The group schedule another night watch. Silas Jordan (Adam Bradford) takes the first shift, and he spends some time stretching and getting attuned with his new powers. He manages to wake Fairuza Armstrong (Alicia Marie) with magic from 30 feet away. She’s not impressed by his skills (or his light-up ring), but maybe that’s just the tension talking. Fairuza’s been dreaming of train crashes and seems a little frazzled.

During her watch shift, Fairuza hears scrabbling sounds in the mine. She hurls a rock in, and this only agitates the mysterious creatures further. Fairuza wakes Robin, who sleepily suggests the sound may be harmless bats. This doesn’t seem to comfort Fairuza much, but she eventually hands her watch shift over to Neb and Maeve.

Learning about Fairuza’s experience piques Neb’s curiosity. She hangs her head over the shaft and casts speak with animals, hearing the creatures below have been expecting them. She calls out quietly, and one of the creatures begins crawling up the shaft towards her. Lauren Urban tells Wargamer “Neb is elated” by being able to speak with animals. “She has taken the warnings to heart to be cautious, but this is the best thing ever for her.”

DnD Children of Earte - a rat illustration

The rat party

Enter Nicholas the rat. He welcomes Neb and her friends, speaking of a party the rats have prepared for them (the theme is rats). Neb excitedly relays this information to the others (who can’t speak rat), but they’re pretty suspicious of Nicholas’ intentions. Neither Insight nor Animal Handling checks can confirm or deny what he’s up to.

In the post-game interview, Deborah Ann Woll levels with Wargamer. “I was not expecting a prolonged conversation with Nicholas”, she says, “and having to improvise on the fly what he would say was not something I was expecting to do.” “I did not have a voice prepared – that came out of my butt.” However, she adds “it’s endlessly fascinating as a DM to create something and see what the characters make of it”.

Maeve was the most against the rat party, and Jennifer Kretchmer explains “this is the first party I have never wanted to attend”. “I think Maeve was raised on Coraline,” she adds. “There is that sense of ‘we’re in this world where things are different, and this in particular feels very familiar and deeply unsettling’. I want nothing to do with it – you kids have fun.”

Meanwhile, Adam Bradford and Alicia Marie explain their characters aren’t happy about the rats, but they’re willing to do whatever it takes to get the mirror shard. “She’s [Fairuza] looking forward to figuring this out,” says Marie, “and if that means going to rat parties to get the shard, that’s what we’re doing.” Bradford adds Silas is “highly sceptical of whatever’s going on with the rats here, but he’s focused on trying to find the shard”.

After plenty of debate (and Deborah Ann Woll reminding everyone “this is a rat”), it seems the group has no choice but to eventually attend the rat party.
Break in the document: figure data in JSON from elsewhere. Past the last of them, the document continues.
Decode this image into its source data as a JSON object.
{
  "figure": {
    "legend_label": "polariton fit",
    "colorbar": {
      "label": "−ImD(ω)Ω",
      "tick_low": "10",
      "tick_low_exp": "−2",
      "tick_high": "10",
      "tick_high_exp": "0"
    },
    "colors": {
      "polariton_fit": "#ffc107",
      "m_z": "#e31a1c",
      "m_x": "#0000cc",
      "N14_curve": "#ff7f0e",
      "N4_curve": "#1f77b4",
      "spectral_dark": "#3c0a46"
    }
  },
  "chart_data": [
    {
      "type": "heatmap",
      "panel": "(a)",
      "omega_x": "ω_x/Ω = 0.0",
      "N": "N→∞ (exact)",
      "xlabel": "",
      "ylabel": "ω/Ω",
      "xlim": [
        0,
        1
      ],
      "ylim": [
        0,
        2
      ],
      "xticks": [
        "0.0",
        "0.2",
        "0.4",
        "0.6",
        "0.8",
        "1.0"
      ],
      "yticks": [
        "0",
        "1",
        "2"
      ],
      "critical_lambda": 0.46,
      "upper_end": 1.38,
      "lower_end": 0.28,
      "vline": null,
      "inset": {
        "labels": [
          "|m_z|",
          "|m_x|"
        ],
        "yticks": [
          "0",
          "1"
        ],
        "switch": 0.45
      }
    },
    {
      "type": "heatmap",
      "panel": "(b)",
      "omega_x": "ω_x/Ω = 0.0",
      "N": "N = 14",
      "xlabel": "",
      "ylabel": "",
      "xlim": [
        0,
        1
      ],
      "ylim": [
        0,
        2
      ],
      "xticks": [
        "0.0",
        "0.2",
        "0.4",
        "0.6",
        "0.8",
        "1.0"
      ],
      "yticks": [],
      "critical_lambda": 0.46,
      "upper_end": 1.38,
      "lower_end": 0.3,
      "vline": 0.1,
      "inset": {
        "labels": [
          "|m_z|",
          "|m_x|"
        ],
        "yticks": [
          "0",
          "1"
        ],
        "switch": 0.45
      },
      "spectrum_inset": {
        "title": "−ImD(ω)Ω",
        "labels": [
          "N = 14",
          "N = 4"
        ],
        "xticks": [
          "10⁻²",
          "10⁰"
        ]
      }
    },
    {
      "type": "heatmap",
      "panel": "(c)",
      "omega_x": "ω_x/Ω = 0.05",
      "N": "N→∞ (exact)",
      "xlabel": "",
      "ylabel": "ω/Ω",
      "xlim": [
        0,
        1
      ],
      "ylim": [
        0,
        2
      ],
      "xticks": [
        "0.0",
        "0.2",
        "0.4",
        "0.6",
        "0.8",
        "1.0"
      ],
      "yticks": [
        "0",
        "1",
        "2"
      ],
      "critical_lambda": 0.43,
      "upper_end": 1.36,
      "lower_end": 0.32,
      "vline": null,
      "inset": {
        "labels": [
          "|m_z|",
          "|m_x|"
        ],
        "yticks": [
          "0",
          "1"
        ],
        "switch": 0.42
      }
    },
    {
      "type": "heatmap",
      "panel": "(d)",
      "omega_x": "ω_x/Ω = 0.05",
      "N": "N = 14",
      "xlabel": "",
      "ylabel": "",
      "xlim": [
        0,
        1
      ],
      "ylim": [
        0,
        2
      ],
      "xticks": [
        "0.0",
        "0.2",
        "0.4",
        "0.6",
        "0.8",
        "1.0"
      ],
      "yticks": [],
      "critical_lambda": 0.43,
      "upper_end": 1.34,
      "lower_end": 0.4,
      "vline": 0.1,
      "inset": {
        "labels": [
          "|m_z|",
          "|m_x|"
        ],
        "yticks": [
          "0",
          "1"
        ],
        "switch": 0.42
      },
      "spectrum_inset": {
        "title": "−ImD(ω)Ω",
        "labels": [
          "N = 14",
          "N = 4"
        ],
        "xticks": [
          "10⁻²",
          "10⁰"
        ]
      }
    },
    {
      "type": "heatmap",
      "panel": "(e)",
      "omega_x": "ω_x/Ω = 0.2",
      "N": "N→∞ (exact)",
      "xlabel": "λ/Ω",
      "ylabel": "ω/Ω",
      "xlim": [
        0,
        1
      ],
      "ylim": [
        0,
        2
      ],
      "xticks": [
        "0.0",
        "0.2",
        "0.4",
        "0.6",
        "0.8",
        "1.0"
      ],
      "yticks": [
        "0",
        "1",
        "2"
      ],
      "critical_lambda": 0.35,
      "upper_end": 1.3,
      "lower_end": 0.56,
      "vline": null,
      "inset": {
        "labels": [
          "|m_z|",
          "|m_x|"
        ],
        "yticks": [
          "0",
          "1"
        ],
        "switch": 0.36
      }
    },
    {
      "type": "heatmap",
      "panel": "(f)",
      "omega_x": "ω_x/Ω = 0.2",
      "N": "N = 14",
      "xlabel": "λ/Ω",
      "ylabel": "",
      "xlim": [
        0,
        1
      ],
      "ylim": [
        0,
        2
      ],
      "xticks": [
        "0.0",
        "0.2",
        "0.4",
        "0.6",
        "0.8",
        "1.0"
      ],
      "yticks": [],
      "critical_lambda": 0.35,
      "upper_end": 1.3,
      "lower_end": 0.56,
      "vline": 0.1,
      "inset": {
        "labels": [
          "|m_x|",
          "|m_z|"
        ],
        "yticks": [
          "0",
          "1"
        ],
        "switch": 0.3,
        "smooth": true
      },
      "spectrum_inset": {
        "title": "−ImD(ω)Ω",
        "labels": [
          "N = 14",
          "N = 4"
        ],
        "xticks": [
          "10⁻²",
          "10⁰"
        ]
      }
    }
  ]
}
They get some more rest and prepare their ropes before lowering themselves into the mine shaft. Silas tells Fairuza to keep his ring before they go in, and Robin manages to create balls of floating light with her mouth. Gross maybe, but they light the way excellently.

Hope LaVelle told Wargamer “Robin is going in [the mine] as the mother of the bunch”. “She knows from experience when to see a trap,” LaVelle adds, “but she knows her children are excited, and she will be there for them to learn through this experience”.

After carefully descending several levels, the party reaches the bottom of the shaft – but they can’t put their feet on the floor. Below them is a floor filled with writing bats. As Deborah Ann Woll says, “welcome to the party”.